Shrieking in savage triumph, the pirates swept toward the breach in the walls. The Worm's progress had plowed a trench in the soil. Looking down, Cashel saw that the city walls had extended some distance beneath the surface, but the massive foundation courses had gone down the creature's maw as surely as the lighter masonry of the visible portion.
A soldier lay in the street where the Worm's impact had flung him. He'd been killed by the black smoke; his clothes were rotting and his upturned face had been eaten away to the bone.
Female pirates were entering with the men. A bare-breasted redhead knelt to lift the hand of a citizen whose lower legs had been trapped by the collapse of a building. For a moment Cashel thought she was helping the fellow; then light flashed on her knife as she cut off his fingers to get the rings.
Instead of rushing into the city immediately, the pirate chief stood with his head bowed, then put his talisman away in a silk neck pouch. Finally he drew his swords and went through the breach. Even now he was sauntering instead of running.
Cashel looked at Rasile. He didn't say anything. The wizard yowled a phrase and swept her right hand like she was wiping something out of the air. She and Cashel were back in brilliant sunlight on top of the watchtower in Pandah.
The yarrow stalks were scattered where Rasile's gesture had flung them. The catwoman sprawled on the flagstones. She'd been keenly alert while they stood where she'd transported them, but now her body demanded to be paid for that effort.

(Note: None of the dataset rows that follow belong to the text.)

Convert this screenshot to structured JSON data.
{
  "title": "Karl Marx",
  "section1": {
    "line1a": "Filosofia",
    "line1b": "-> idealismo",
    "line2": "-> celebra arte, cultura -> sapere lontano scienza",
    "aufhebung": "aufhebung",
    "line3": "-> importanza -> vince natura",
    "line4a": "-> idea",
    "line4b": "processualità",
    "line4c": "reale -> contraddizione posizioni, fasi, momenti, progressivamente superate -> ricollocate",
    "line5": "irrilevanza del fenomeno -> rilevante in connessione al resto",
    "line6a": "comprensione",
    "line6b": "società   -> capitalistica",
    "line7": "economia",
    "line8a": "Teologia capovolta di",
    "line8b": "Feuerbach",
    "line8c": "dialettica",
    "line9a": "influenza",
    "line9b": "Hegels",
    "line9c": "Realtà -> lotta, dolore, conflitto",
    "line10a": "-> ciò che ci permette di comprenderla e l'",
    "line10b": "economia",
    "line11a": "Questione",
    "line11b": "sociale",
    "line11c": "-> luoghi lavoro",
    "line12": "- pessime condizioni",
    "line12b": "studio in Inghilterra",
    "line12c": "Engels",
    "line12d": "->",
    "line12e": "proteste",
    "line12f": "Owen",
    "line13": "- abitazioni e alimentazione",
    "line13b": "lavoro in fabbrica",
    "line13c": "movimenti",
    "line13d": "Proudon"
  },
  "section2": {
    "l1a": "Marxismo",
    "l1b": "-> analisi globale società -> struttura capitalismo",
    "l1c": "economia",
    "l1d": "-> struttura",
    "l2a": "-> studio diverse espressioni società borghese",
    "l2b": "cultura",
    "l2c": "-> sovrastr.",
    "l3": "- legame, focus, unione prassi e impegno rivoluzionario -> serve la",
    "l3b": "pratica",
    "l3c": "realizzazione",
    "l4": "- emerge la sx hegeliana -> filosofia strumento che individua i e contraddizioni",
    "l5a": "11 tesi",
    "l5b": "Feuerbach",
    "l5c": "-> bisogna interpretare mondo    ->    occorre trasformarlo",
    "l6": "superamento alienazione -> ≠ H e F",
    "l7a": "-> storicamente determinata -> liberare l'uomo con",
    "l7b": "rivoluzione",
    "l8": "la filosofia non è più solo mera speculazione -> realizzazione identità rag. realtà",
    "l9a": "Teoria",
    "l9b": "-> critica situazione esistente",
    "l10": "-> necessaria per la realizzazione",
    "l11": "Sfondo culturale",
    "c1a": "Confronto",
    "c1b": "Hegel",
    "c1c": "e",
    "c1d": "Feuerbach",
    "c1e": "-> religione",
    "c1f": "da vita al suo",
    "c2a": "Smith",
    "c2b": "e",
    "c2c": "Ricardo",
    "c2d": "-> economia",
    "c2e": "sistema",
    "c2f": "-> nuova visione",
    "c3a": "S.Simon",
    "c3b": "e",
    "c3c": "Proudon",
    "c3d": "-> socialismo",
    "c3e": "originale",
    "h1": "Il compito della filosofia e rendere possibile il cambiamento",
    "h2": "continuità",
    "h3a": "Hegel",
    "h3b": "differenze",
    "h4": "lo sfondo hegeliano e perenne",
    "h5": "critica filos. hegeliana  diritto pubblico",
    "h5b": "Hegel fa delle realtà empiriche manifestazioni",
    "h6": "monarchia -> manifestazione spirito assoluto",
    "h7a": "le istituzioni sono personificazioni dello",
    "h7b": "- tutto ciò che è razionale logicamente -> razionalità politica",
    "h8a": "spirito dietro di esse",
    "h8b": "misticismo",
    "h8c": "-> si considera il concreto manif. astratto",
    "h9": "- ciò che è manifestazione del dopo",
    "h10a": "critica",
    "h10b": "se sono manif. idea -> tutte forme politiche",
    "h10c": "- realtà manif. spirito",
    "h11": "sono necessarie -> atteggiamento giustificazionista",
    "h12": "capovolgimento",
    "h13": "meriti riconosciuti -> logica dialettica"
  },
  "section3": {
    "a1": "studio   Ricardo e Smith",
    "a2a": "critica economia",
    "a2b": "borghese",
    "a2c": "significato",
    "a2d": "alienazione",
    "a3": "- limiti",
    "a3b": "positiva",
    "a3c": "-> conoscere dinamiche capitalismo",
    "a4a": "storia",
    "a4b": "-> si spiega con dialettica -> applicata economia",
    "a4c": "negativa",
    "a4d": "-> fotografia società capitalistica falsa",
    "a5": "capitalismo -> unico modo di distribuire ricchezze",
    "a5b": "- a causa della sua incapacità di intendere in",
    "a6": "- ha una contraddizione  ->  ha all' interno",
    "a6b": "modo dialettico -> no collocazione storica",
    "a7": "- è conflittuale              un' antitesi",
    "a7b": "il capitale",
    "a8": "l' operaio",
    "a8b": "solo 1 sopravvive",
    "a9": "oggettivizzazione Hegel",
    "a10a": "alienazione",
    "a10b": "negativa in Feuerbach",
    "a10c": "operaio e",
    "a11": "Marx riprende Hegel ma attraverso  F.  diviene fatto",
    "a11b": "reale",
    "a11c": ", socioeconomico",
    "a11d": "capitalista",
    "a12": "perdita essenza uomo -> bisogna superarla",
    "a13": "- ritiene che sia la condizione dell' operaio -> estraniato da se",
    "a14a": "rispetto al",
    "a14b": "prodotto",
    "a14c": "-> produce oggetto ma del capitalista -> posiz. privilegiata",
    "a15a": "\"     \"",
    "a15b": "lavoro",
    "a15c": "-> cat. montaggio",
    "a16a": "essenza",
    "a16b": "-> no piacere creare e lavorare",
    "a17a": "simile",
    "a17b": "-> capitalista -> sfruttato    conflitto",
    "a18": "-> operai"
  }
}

Cashel didn't have a pillow or a rolled cloak to put down, so he cradled her head with his left hand. She shuddered, then opened her eyes and looked at him. She didn't try to get up yet.
"I've seen that sort of thing happen to cities before," Cashel said. "I'll watch it again if I have to, but only if I have to. And I figured we'd pretty much seen all we needed to see this time."

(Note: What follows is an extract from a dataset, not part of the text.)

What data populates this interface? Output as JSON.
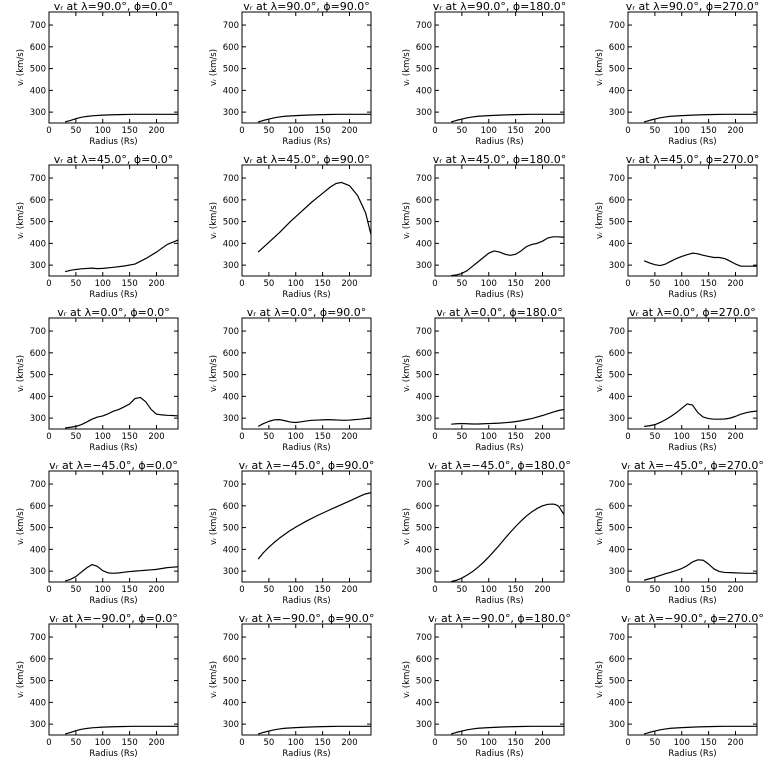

"Yes, we've seen enough," Rasile said, rubbing her ear against Cashel's palm. "We've seen things I never imagined to see, though he seems to have the Worm under control. He's not a wizard, you know, but he has a wizard aiding him. A wizard or worse."

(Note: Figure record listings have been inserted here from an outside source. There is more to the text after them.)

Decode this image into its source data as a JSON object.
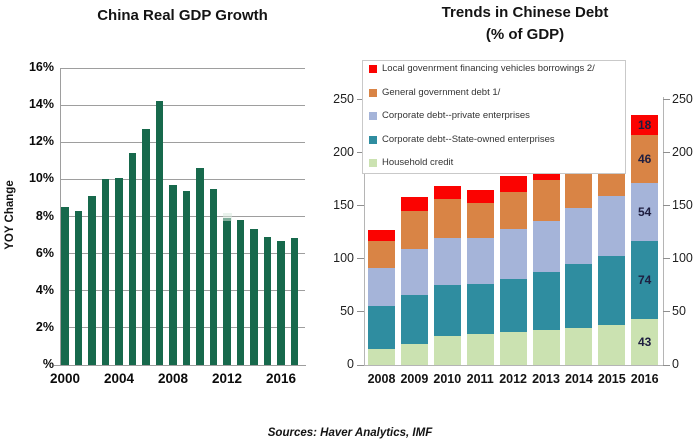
{
  "footer": {
    "sources": "Sources: Haver Analytics, IMF"
  },
  "colors": {
    "gdp_bar_green": "#17694C",
    "grid_gray": "#9e9e9e",
    "axis_gray": "#b5b5b5",
    "lgfv_red": "#FB0301",
    "gov_orange": "#D98445",
    "private_blue": "#A5B4D9",
    "soe_teal": "#2F8DA0",
    "household_green": "#CBE2B1"
  },
  "chart_data": [
    {
      "type": "bar",
      "title": "China Real GDP Growth",
      "ylabel": "YOY Change",
      "xlabel": "",
      "x": [
        "2000",
        "2001",
        "2002",
        "2003",
        "2004",
        "2005",
        "2006",
        "2007",
        "2008",
        "2009",
        "2010",
        "2011",
        "2012",
        "2013",
        "2014",
        "2015",
        "2016",
        "2017"
      ],
      "values": [
        8.5,
        8.3,
        9.1,
        10.0,
        10.1,
        11.4,
        12.7,
        14.2,
        9.7,
        9.4,
        10.6,
        9.5,
        7.9,
        7.8,
        7.3,
        6.9,
        6.7,
        6.85
      ],
      "ylim": [
        0,
        16
      ],
      "grid": true,
      "bar_color": "#17694C",
      "ytick_values": [
        0,
        2,
        4,
        6,
        8,
        10,
        12,
        14,
        16
      ],
      "ytick_labels": [
        "%",
        "2%",
        "4%",
        "6%",
        "8%",
        "10%",
        "12%",
        "14%",
        "16%"
      ],
      "xtick_indices": [
        0,
        4,
        8,
        12,
        16
      ],
      "xtick_labels": [
        "2000",
        "2004",
        "2008",
        "2012",
        "2016"
      ]
    },
    {
      "type": "bar",
      "stacked": true,
      "title": "Trends in Chinese Debt",
      "subtitle": "(% of GDP)",
      "categories": [
        "2008",
        "2009",
        "2010",
        "2011",
        "2012",
        "2013",
        "2014",
        "2015",
        "2016"
      ],
      "series": [
        {
          "name": "Household credit",
          "color": "#CBE2B1",
          "values": [
            15,
            20,
            27,
            29,
            31,
            33,
            35,
            38,
            43
          ]
        },
        {
          "name": "Corporate debt--State-owned enterprises",
          "color": "#2F8DA0",
          "values": [
            41,
            46,
            48,
            47,
            50,
            55,
            60,
            65,
            74
          ]
        },
        {
          "name": "Corporate debt--private enterprises",
          "color": "#A5B4D9",
          "values": [
            35,
            43,
            45,
            44,
            47,
            48,
            53,
            56,
            54
          ]
        },
        {
          "name": "General government debt 1/",
          "color": "#D98445",
          "values": [
            26,
            36,
            36,
            33,
            35,
            38,
            42,
            42,
            46
          ]
        },
        {
          "name": "Local govenrment financing vehicles borrowings 2/",
          "color": "#FB0301",
          "values": [
            10,
            13,
            13,
            12,
            15,
            16,
            16,
            17,
            18
          ]
        }
      ],
      "last_bar_value_labels": [
        43,
        74,
        54,
        46,
        18
      ],
      "ylim": [
        0,
        250
      ],
      "grid": false,
      "legend_position": "upper-left-inside",
      "legend_order_top_to_bottom": [
        "Local govenrment financing vehicles borrowings 2/",
        "General government debt 1/",
        "Corporate debt--private enterprises",
        "Corporate debt--State-owned enterprises",
        "Household credit"
      ],
      "ytick_values": [
        0,
        50,
        100,
        150,
        200,
        250
      ],
      "ytick_labels": [
        "0",
        "50",
        "100",
        "150",
        "200",
        "250"
      ]
    }
  ]
}
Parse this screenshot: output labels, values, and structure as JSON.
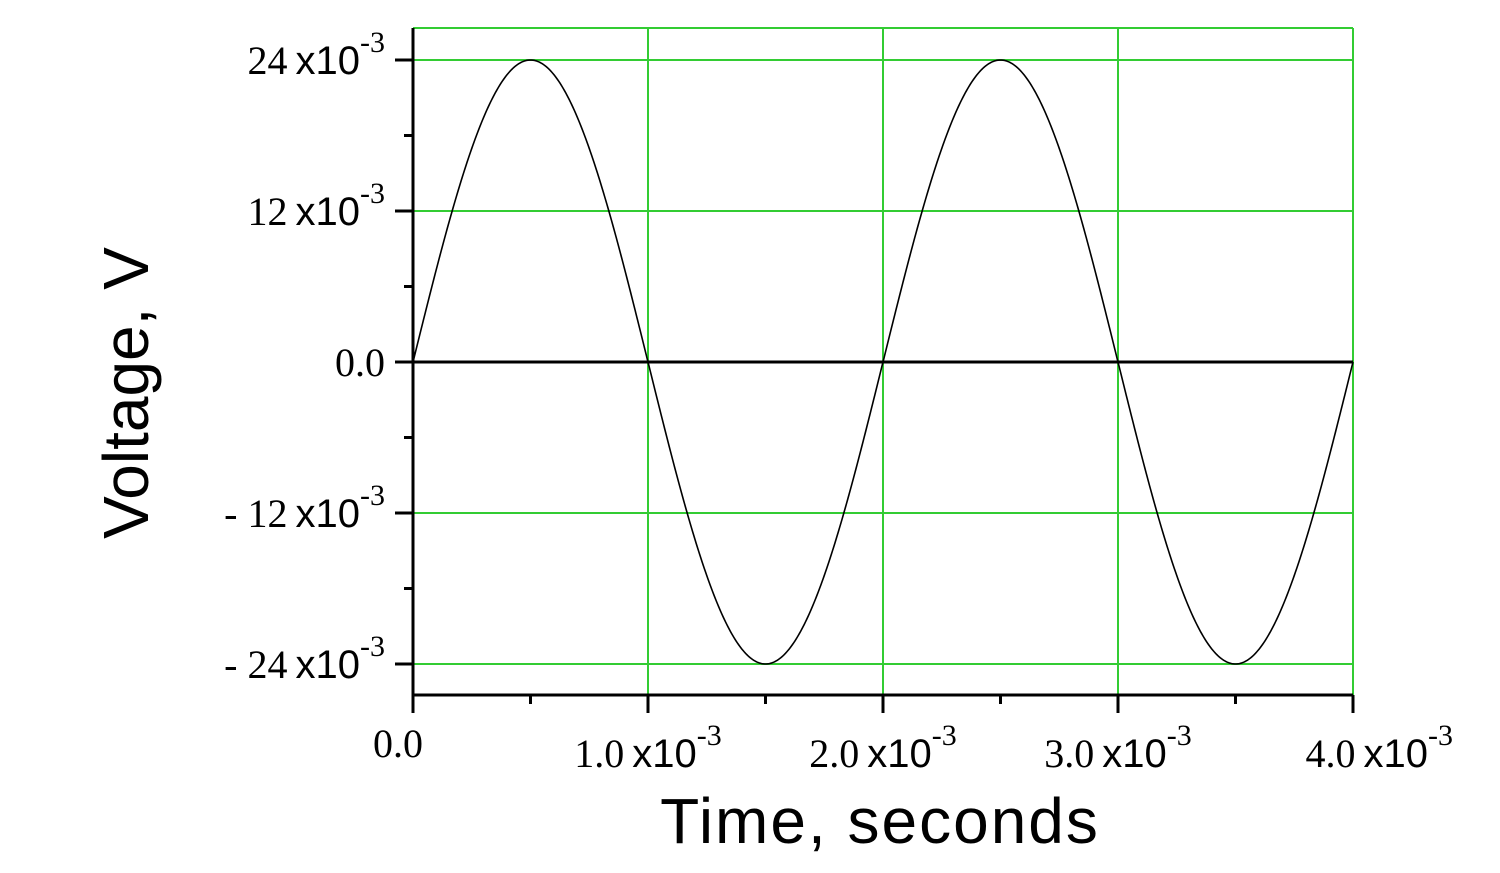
{
  "chart_data": {
    "type": "line",
    "xlabel": "Time, seconds",
    "ylabel": "Voltage, V",
    "xlim": [
      0,
      0.004
    ],
    "ylim": [
      -0.026,
      0.026
    ],
    "grid": true,
    "colors": {
      "grid": "#33cc33",
      "line": "#000000",
      "axis": "#000000"
    },
    "x_ticks": [
      {
        "value": 0.0,
        "mantissa": "0.0",
        "exp": ""
      },
      {
        "value": 0.001,
        "mantissa": "1.0",
        "exp": "-3"
      },
      {
        "value": 0.002,
        "mantissa": "2.0",
        "exp": "-3"
      },
      {
        "value": 0.003,
        "mantissa": "3.0",
        "exp": "-3"
      },
      {
        "value": 0.004,
        "mantissa": "4.0",
        "exp": "-3"
      }
    ],
    "y_ticks": [
      {
        "value": 0.024,
        "mantissa": "24",
        "exp": "-3"
      },
      {
        "value": 0.012,
        "mantissa": "12",
        "exp": "-3"
      },
      {
        "value": 0.0,
        "mantissa": "0.0",
        "exp": ""
      },
      {
        "value": -0.012,
        "mantissa": "- 12",
        "exp": "-3"
      },
      {
        "value": -0.024,
        "mantissa": "- 24",
        "exp": "-3"
      }
    ],
    "series": [
      {
        "function": "sine",
        "amplitude": 0.024,
        "period": 0.002,
        "x_start": 0.0,
        "x_end": 0.004
      }
    ]
  }
}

"Master Cashel?" called an unfamiliar voice from the stairwell. Cashel hadn't barred the trap door giving onto the parapet, but the person speaking from the stairs didn't presume to lift the panel. "Prince Garric sends you his compliments and hopes you and Lady Rasile can join him for a council meeting at your earliest convenience."
Rasile gathered her limbs under her with a smooth motion, but she didn't try to stand. Cashel glanced at her, then shifted to open the door with the left hand which the wizard no longer needed. The quarterstaff was in his right, and he wasn't in any mood to put it down after the scene he'd just watched.
"We'll come as quick as we can," he said to the messenger.
"Cashel, I will not be able to walk for a time, I'm afraid," Rasile said; she gave a little growl of frustration deep in her throat. She still hadn't tried to get up.
"Shall I call for a carriage, master?" the messenger said. He was one of the fellows Liane kept around her, not exactly palace staff.
"It wouldn't do any good, but thanks," Cashel said. "Horses don't, ah, like the smell of catmen. I'll carry her myself when she's ready to go."
Rasile started to rise. Cashel had been squatting. He set his left arm under her thighs and scooped her up instead of simply helping her.
"Can you do that, master?" the messenger said. "It's a mile to the palace, you know."
"It's no trouble," said Cashel, grinning in a mixture of confidence and quiet pride.
It wouldn't be hard at all. The Coerli were lighter built than people, and Rasile was frail even of her own kind.
Besides, it made him feel good. Cashel or-Kenset didn't have any proper place in the council of smart, educated people, but he could look out for things. Since there weren't any sheep around, he'd look out for a Corl wizard.